Su obsesión por encontrar a la mujer desconocida lo hizo cometer todo tipo de actos incongruentes, inauditos, atroces, poco imaginativos, desaforados: don José, de edad avanzada, pasó por alto las normas –oxidadas, vetustas, obsoletas– que regulaban sus jornadas de trabajo en el servicio público del registro civil, con el único afán de hallar a esa mujer con la que se topó una noche en la sala de su casa por un error involuntario: fue a parar a sus manos su registro de nacimiento, apareció entre los de los personajes famosos que coleccionaba.
A partir de allí, toda su concentración y esfuerzos fueron destinados a encontrarla a como diera lugar; su búsqueda, sin embargo, no fue del todo sencilla o luminosa, tuvo que pasar tragos amargos, incomodidades, desaires, malos gestos, enfermedades, reprimendas, e incluso señalamientos y juicios prematuros: una especie de Quijote que va en busca de la doncella que no sabe ni siquiera que existe alguien que anda tras de sus huellas.
Encontrar a alguien del que no se tienen mayores señas –primero, su nombre y después, una serie de fotografías, aunque todas viejas– resulta, a vuelo de pájaro, una empresa descabellada: el espíritu de don José no se arredró ante tal acometida, quizá porque, en el fondo, no era del todo consciente de la envergadura de lo que se proponía. En su ingenuidad, por paradójico que parezca, estaba su fortaleza.
Asaltar una escuela, entrar a escondidas en un departamento ajeno, falsificar documentos oficiales, ausentarse al trabajo, comportarse de un modo inadecuado a su edad, mentir como práctica cotidiana en sus pesquisas y, sobre todo, llevar a cabo todo ello sin un fin determinado, condujeron a don José a un desconocimiento de sí mismo. Su fe en el posible encuentro, no obstante enterarse que la mujer que buscaba había muerto –suicidio–, lo llevó a un raro estado de felicidad inaudita, a una espera que se prolongó a medida que estaba más cerca del objetivo. La distancia entre don José y la mujer desconocida no se acortó sino hasta el último instante: cuando él la trajo de vuelta al mundo de los vivos.

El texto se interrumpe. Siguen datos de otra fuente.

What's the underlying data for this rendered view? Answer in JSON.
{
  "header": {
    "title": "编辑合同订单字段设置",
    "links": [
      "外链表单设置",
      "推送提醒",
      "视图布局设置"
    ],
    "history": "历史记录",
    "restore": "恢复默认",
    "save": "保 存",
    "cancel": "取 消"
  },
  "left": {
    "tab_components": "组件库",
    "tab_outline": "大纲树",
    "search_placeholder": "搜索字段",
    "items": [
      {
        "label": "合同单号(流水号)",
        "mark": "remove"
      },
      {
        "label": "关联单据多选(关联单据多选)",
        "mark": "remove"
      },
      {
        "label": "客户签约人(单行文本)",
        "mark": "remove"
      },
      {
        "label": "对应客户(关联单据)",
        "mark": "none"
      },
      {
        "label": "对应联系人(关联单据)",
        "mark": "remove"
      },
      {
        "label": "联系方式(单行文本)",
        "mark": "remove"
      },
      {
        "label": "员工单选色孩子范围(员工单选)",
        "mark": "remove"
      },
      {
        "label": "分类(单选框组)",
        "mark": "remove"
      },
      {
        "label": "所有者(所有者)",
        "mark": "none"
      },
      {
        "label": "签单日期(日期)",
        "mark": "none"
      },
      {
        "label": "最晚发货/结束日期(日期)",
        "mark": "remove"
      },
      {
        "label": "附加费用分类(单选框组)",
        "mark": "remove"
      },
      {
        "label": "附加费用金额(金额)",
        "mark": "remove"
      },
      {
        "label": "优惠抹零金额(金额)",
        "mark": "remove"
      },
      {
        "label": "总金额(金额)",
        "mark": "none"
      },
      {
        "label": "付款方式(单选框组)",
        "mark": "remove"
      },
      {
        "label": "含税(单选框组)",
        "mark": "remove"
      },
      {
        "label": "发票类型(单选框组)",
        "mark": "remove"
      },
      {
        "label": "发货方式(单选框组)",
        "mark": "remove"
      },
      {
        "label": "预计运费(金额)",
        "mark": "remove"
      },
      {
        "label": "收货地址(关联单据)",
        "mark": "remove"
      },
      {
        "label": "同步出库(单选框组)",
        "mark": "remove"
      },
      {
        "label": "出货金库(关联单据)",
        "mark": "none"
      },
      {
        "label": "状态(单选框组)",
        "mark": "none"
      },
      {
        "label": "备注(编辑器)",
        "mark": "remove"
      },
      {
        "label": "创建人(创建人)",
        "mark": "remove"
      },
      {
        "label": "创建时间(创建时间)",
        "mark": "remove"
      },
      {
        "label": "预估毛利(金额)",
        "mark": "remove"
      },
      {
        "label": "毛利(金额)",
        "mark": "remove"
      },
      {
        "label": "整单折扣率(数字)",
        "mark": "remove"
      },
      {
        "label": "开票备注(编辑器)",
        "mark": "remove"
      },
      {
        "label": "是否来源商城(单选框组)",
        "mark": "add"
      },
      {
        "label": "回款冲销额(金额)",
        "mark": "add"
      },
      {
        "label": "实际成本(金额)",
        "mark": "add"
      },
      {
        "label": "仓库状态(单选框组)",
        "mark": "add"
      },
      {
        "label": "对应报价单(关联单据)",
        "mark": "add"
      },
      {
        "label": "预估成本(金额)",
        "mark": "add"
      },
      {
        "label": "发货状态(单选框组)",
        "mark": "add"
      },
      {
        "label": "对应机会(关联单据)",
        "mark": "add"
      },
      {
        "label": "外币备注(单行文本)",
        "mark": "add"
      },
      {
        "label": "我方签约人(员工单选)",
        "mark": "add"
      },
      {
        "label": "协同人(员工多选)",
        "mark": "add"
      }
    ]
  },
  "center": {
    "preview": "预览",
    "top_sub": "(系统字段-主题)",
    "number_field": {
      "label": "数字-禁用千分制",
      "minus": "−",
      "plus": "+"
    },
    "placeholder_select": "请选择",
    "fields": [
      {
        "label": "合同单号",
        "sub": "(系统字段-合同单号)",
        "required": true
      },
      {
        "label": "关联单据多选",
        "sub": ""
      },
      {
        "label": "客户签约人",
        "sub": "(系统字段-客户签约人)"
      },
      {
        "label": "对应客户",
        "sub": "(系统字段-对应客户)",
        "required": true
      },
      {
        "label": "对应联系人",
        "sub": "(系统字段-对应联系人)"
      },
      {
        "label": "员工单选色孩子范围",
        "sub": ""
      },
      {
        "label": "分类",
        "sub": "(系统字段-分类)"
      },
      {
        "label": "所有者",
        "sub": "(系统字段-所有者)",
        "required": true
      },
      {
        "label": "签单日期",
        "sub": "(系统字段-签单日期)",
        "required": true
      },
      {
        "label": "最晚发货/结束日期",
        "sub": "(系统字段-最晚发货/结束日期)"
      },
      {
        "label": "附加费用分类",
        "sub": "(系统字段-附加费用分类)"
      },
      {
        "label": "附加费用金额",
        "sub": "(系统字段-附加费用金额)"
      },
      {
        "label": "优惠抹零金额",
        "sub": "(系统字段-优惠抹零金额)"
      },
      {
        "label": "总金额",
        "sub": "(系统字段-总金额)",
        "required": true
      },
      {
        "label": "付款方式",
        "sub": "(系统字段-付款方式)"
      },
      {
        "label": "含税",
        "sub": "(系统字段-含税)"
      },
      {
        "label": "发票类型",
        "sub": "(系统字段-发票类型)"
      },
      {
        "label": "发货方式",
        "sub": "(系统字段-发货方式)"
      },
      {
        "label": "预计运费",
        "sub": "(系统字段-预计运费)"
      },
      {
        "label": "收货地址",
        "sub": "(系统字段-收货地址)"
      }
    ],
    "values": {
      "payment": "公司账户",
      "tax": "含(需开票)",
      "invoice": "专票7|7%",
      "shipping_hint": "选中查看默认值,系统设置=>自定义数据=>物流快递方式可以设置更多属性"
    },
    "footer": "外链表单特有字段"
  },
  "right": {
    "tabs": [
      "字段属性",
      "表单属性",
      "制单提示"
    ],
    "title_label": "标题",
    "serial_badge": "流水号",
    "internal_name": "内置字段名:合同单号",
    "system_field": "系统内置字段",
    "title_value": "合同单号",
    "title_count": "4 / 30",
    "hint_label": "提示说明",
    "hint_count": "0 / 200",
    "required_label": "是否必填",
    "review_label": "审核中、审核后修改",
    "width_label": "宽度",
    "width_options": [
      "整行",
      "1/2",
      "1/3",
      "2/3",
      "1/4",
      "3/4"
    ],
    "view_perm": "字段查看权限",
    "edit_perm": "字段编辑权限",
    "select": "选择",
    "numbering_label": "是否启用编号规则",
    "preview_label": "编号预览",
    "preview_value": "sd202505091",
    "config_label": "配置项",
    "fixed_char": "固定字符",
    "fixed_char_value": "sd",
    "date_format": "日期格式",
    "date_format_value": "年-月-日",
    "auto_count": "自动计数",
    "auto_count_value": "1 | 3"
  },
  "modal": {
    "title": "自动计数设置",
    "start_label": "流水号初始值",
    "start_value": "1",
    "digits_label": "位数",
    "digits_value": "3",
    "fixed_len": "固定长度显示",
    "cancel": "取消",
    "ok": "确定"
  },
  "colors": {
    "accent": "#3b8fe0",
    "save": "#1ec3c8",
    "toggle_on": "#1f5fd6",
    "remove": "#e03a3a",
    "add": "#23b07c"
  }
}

“No soy familia de esos árboles / que avanzan de muletas en su verdor / al patio de internado. Me toman / sin conocerme. Posan en mis cabellos / el compasivo silencio de sus ramas / y aguardan… Ya nadie viene. / Ni (mi) madre que me conduzca por el río / de su sangre. Ni la buena pestaña / que se lleve mis ojos. Hastiada la cabeza / se me hunde en el pulmón de las costillas”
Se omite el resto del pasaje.